In response, Hezbollah sent one of its drones towards the city of Acre last Monday and penetrated some 20 kilometers into Israeli airspace. Its message was clear: the group is ready and capable of responding in the same way.
Al-Aqsa Flood 2.0?
It is unclear how long this second stage could last. What does seem certain, however, is that Hezbollah is seriously examining its options and discussing the possibility of moving on to a third phase, especially after destroying surveillance devices along the Lebanese border, which are considered to be Israel’s first lines of defense.

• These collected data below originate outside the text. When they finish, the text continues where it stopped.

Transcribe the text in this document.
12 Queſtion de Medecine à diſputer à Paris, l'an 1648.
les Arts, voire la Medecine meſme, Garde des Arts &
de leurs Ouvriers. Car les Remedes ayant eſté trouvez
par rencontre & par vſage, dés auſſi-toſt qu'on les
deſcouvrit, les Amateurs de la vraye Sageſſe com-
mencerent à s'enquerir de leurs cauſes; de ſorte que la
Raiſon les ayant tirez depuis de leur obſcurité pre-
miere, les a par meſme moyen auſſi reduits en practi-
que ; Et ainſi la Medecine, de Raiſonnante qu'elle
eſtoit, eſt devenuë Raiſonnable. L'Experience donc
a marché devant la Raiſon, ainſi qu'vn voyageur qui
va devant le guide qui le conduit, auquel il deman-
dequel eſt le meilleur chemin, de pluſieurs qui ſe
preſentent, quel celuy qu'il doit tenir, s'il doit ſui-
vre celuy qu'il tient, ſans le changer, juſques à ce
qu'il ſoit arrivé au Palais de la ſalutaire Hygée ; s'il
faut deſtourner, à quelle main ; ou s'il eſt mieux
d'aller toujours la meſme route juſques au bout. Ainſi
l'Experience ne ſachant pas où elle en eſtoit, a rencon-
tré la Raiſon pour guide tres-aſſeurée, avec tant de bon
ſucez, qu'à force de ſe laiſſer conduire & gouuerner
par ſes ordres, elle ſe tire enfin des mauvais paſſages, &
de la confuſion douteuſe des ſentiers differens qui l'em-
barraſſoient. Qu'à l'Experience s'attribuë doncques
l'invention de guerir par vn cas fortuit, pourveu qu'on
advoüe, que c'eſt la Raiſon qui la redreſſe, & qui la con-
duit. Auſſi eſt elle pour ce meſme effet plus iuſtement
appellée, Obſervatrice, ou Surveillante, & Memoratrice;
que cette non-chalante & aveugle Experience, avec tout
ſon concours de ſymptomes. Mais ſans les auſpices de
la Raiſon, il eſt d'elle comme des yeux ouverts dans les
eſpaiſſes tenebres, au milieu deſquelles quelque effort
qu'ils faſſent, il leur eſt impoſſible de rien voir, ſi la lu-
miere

From a military point of view, the aim of these operations is to prepare to advance further toward these front lines if the battle plays out. It is possible that Hezbollah missiles will strike sites more than five kilometers inside the Blue Line. It might even try to take control of one or more Israeli towns, not unlike Hamas did during the al-Aqsa Flood Operation on Oct. 7.
Whether or not it crosses that Rubicon depends on developments on the ground in Gaza.
The Saturday after Israel’s incursions into Gaza accompanied by intensive bombardments, Iran’s Foreign Minister Hossein Amirabdollahian warned that Lebanese and Palestinian armed groups had “their finger on the trigger,” adding that Iran does not want war to “spread.”
Hezbollah is therefore sticking to its position that escalation will take place if the Israelis cross the red lines the party has drawn, namely a heavy blow to Hamas or the forced displacement of Gaza’s inhabitants.
This does not mean that an Israeli ground operation into the Palestinian enclave will necessarily provoke Hezbollah’s wider intervention. As long as Hamas is able to resist, the party will probably not feel the need to intervene.
Hezbollah’s wider involvement will require different tactics than those adopted over the past 16 days. It might start attacking new targets. Under the rules of engagement adopted so far, both sides are trying to avoid causing casualties among civilians.
Initially, Hezbollah retaliated to Israeli strikes by carrying out operations in the Shebaa Farms, considering them to be a purely military zone. Today, the situation has changed, with all settlements in the north of Israel evacuated. This could give Hezbollah greater leeway to carry out operations in these areas. It was to send this deterrent message that Hezbollah organized a military exercise in Lebanon’s southern town Aaramta, titled “We will cross.”
This story first ran in French, translated by Joelle Khoury.